Two projects Stolz has in the works — the Sophie and the Giorgetti Houston — point to a new emerging trend in the luxury market. Their both mid-rise condo buildings with a smaller number of units (32 for Giorgetti Houston, 30 for Sophie) that seek to capture a population who would like the amenities of a McMansion but want to live in a particular area. (Average price in both buildings is about $2 million, Stolz says.)
Sophie is more of a traditional building that has attracted empty nesters seeking to downsize but maintain a luxurious environment. Giorgetti Houston is a highly styled, branded project with the Italian fine cabinet maker of the same name, and because of its high-minded concept is attracting a diverse clientele of younger buyers and middle-aged buyers with modern tastes.
“We feel like there is a market for people who intentionally want to be in a smaller building,” Stolz says. “There’s certainly a market for people who want to be larger high rises as well. We felt like it would be appealing to a subset of the market. Our sales so far are bearing that out.”
Developing a successful condominium building in Houston, or any major American city, is a tricky proposition. Land is expensive and competition can be fierce. Then there’s having to sell non-existing units, which as many agents know, is no small task.
“I think they’re just about the most challenging thing you can market in the residential real estate spectrum,” Stolz says. “Especially in the beginning, because typically to finance these buildings you have to presell at least fifty percent.

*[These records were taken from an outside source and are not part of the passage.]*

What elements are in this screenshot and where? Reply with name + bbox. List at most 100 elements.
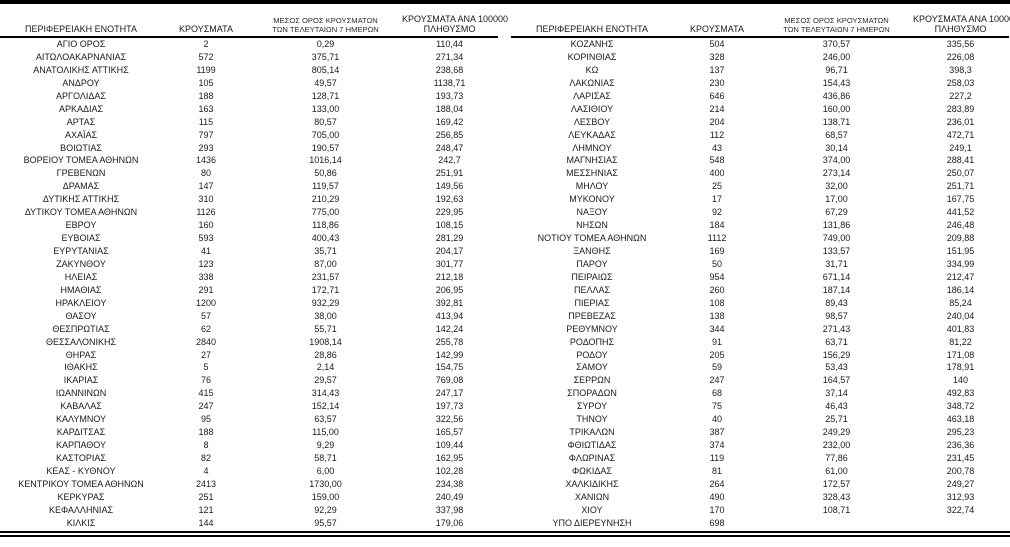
avg-7day-cell: 436,86: [822, 90, 851, 101]
table-row: ΜΗΛΟΥ 25 32,00 251,71: [511, 180, 1009, 193]
per-100k-cell: 226,08: [946, 51, 975, 62]
avg-7day-cell: 119,57: [312, 181, 339, 192]
region-name-cell: ΣΕΡΡΩΝ: [573, 375, 611, 386]
per-100k-cell: 256,85: [435, 129, 464, 140]
per-100k-cell: 348,72: [946, 401, 975, 412]
region-name-cell: ΑΓΙΟ ΟΡΟΣ: [56, 39, 106, 49]
per-100k-cell: 169,42: [435, 116, 464, 127]
table-row: ΦΛΩΡΙΝΑΣ 119 77,86 231,45: [511, 452, 1009, 465]
cases-count-cell: 954: [709, 271, 725, 282]
avg-7day-cell: 374,00: [822, 155, 851, 166]
cases-count-cell: 646: [709, 90, 725, 101]
per-100k-cell: 335,56: [946, 39, 975, 49]
per-100k-cell: 401,83: [946, 323, 975, 334]
region-name-cell: ΚΕΝΤΡΙΚΟΥ ΤΟΜΕΑ ΑΘΗΝΩΝ: [18, 478, 144, 489]
cases-count-cell: 1200: [195, 297, 217, 308]
region-name-cell: ΙΚΑΡΙΑΣ: [63, 375, 99, 386]
per-100k-cell: 186,14: [946, 284, 975, 295]
cases-count-cell: 119: [709, 453, 725, 463]
table-row: ΥΠΟ ΔΙΕΡΕΥΝΗΣΗ 698: [511, 517, 1009, 530]
table-row: ΘΗΡΑΣ 27 28,86 142,99: [0, 349, 498, 362]
region-name-cell: ΔΥΤΙΚΗΣ ΑΤΤΙΚΗΣ: [42, 194, 120, 205]
region-name-cell: ΞΑΝΘΗΣ: [573, 246, 611, 256]
per-100k-cell: 472,71: [946, 129, 975, 140]
avg-7day-cell: 805,14: [311, 64, 340, 75]
avg-7day-cell: 6,00: [316, 465, 335, 476]
region-name-cell: ΛΑΚΩΝΙΑΣ: [569, 77, 615, 88]
region-name-cell: ΖΑΚΥΝΘΟΥ: [56, 258, 106, 269]
table-row: ΣΠΟΡΑΔΩΝ 68 37,14 492,83: [511, 387, 1009, 400]
cases-count-cell: 160: [198, 220, 214, 231]
region-name-cell: ΜΗΛΟΥ: [575, 181, 609, 192]
cases-count-cell: 147: [198, 181, 214, 192]
cases-count-cell: 59: [711, 362, 722, 373]
per-100k-cell: 85,24: [949, 297, 972, 308]
per-100k-cell: 142,24: [435, 323, 464, 334]
region-name-cell: ΦΛΩΡΙΝΑΣ: [568, 453, 616, 463]
cases-count-cell: 214: [709, 103, 725, 114]
table-body: ΚΟΖΑΝΗΣ 504 370,57 335,56 ΚΟΡΙΝΘΙΑΣ 328 246,00…: [511, 37, 1009, 530]
avg-7day-cell: 30,14: [825, 142, 848, 153]
cases-count-cell: 387: [709, 427, 725, 438]
cases-count-cell: 504: [709, 39, 725, 49]
table-row: ΑΝΔΡΟΥ 105 49,57 1138,71: [0, 77, 498, 90]
per-100k-cell: 149,56: [435, 181, 464, 192]
avg-7day-cell: 775,00: [311, 207, 340, 218]
top-divider: [0, 0, 1010, 4]
per-100k-cell: 192,63: [435, 194, 464, 205]
table-header: ΠΕΡΙΦΕΡΕΙΑΚΗ ΕΝΟΤΗΤΑ ΚΡΟΥΣΜΑΤΑ ΜΕΣΟΣ ΟΡΟΣ …: [0, 6, 508, 38]
avg-7day-cell: 87,00: [314, 258, 337, 269]
per-100k-cell: 249,1: [949, 142, 972, 153]
region-name-cell: ΒΟΡΕΙΟΥ ΤΟΜΕΑ ΑΘΗΝΩΝ: [23, 155, 139, 166]
bottom-divider-line: [0, 530, 1010, 533]
avg-7day-cell: 671,14: [822, 271, 851, 282]
avg-7day-cell: 232,00: [822, 440, 851, 451]
per-100k-cell: 247,17: [435, 388, 464, 399]
table-row: ΣΑΜΟΥ 59 53,43 178,91: [511, 361, 1009, 374]
region-name-cell: ΚΩ: [585, 64, 599, 75]
cases-count-cell: 188: [198, 90, 214, 101]
avg-7day-cell: 92,29: [314, 504, 337, 515]
cases-count-cell: 230: [709, 77, 725, 88]
region-name-cell: ΚΑΒΑΛΑΣ: [60, 401, 102, 412]
avg-7day-cell: 67,29: [825, 207, 848, 218]
per-100k-cell: 281,29: [435, 233, 464, 244]
table-row: ΑΧΑΪΑΣ 797 705,00 256,85: [0, 129, 498, 142]
avg-7day-cell: 80,57: [314, 116, 337, 127]
table-row: ΑΡΚΑΔΙΑΣ 163 133,00 188,04: [0, 103, 498, 116]
region-name-cell: ΑΡΤΑΣ: [66, 116, 96, 127]
avg-7day-cell: 400,43: [311, 233, 340, 244]
cases-count-cell: 310: [198, 194, 214, 205]
per-100k-cell: 334,99: [946, 258, 975, 269]
cases-count-cell: 572: [198, 51, 214, 62]
avg-7day-cell: 187,14: [822, 284, 851, 295]
column-header-avg-7day: ΜΕΣΟΣ ΟΡΟΣ ΚΡΟΥΣΜΑΤΩΝ ΤΩΝ ΤΕΛΕΥΤΑΙΩΝ 7 ΗΜ…: [761, 6, 912, 38]
avg-7day-cell: 249,29: [822, 427, 851, 438]
per-100k-cell: 392,81: [435, 297, 464, 308]
per-100k-cell: 283,89: [946, 103, 975, 114]
avg-7day-cell: 77,86: [825, 453, 848, 463]
avg-7day-cell: 25,71: [825, 414, 848, 425]
table-row: ΦΘΙΩΤΙΔΑΣ 374 232,00 236,36: [511, 439, 1009, 452]
per-100k-cell: 109,44: [435, 440, 464, 451]
per-100k-cell: 140: [952, 375, 969, 386]
per-100k-cell: 246,48: [946, 220, 975, 231]
table-row: ΦΩΚΙΔΑΣ 81 61,00 200,78: [511, 465, 1009, 478]
per-100k-cell: 242,7: [438, 155, 461, 166]
avg-7day-cell: 705,00: [311, 129, 340, 140]
region-name-cell: ΚΕΑΣ - ΚΥΘΝΟΥ: [46, 465, 116, 476]
per-100k-cell: 251,91: [435, 168, 464, 179]
avg-7day-cell: 271,43: [822, 323, 851, 334]
cases-count-cell: 108: [709, 297, 725, 308]
bottom-divider-line: [0, 534, 1010, 537]
per-100k-cell: 151,95: [946, 246, 975, 256]
table-row: ΑΓΙΟ ΟΡΟΣ 2 0,29 110,44: [0, 37, 498, 51]
region-name-cell: ΗΡΑΚΛΕΙΟΥ: [55, 297, 107, 308]
avg-7day-cell: 17,00: [825, 194, 848, 205]
avg-7day-cell: 96,71: [825, 64, 848, 75]
table-row: ΝΟΤΙΟΥ ΤΟΜΕΑ ΑΘΗΝΩΝ 1112 749,00 209,88: [511, 232, 1009, 245]
avg-7day-cell: 46,43: [825, 401, 848, 412]
cases-count-cell: 8: [203, 440, 209, 451]
region-name-cell: ΑΧΑΪΑΣ: [64, 129, 98, 140]
per-100k-cell: 248,47: [435, 142, 464, 153]
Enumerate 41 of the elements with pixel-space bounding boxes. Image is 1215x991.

“The proposition to the buyer is, ‘Ok, look. Let me show you these plans,’” Stolz says. “‘You’re going to have to trust me to actually build them. Oh, and by the way you’re not going to get you’re home for two years. And by the way, I need a 10 percent deposit that I’m going to hold until we get this done.’ It puts a tremendous burden on the sales and marketing team to be able to convey that message.”
With stakes that high, having a highly competent sales team and outside broker partnerships is key. Marketing, too, plays a major role in such success.
Marketing for success
A home buyer worth millions isn’t picking their real estate agent from a bus stop ad, nor are they likely to give much thought to a placement on Zillow or other platforms, agents say.
To have yourself of your property stand out, the marketing bus be above and beyond, agents say.
“The luxury market, they demand better marketing,” Cline says. “Print media, social media, it has to be great.”
Like for most properties, Cline also sends out direct mailers for luxury homes. But they aren’t just any piece of direct mail.
“We do a bound book. We have designed it and it is property specific that is sent out directly to buyers. And it’s branded with Wendy Cline Properties,” she says.
Ray says he uses the same photography team for each listing, but that there is extra thought put into marketing luxury homes. For properties that have scenic yards and surrounding areas, he frequently deploys drone photography and video. “It’s usually more extensive photography,” he says.
While the particulars of how to interact, market and meet luxury buyers is different from that of regular buyers, the basics of the process are the same. An agent who is successful at selling modestly priced homes can move into the more exclusive market so long as they have mastered the basics of the industry, are willing to learn and have a hard work ethic.
“I’m a big fan of earning someone’s business,” Cline says. “Respecting people’s time is huge. I try to make sure I’m capitalizing on the right properties and the right information to make sure I’m effectively working for them.”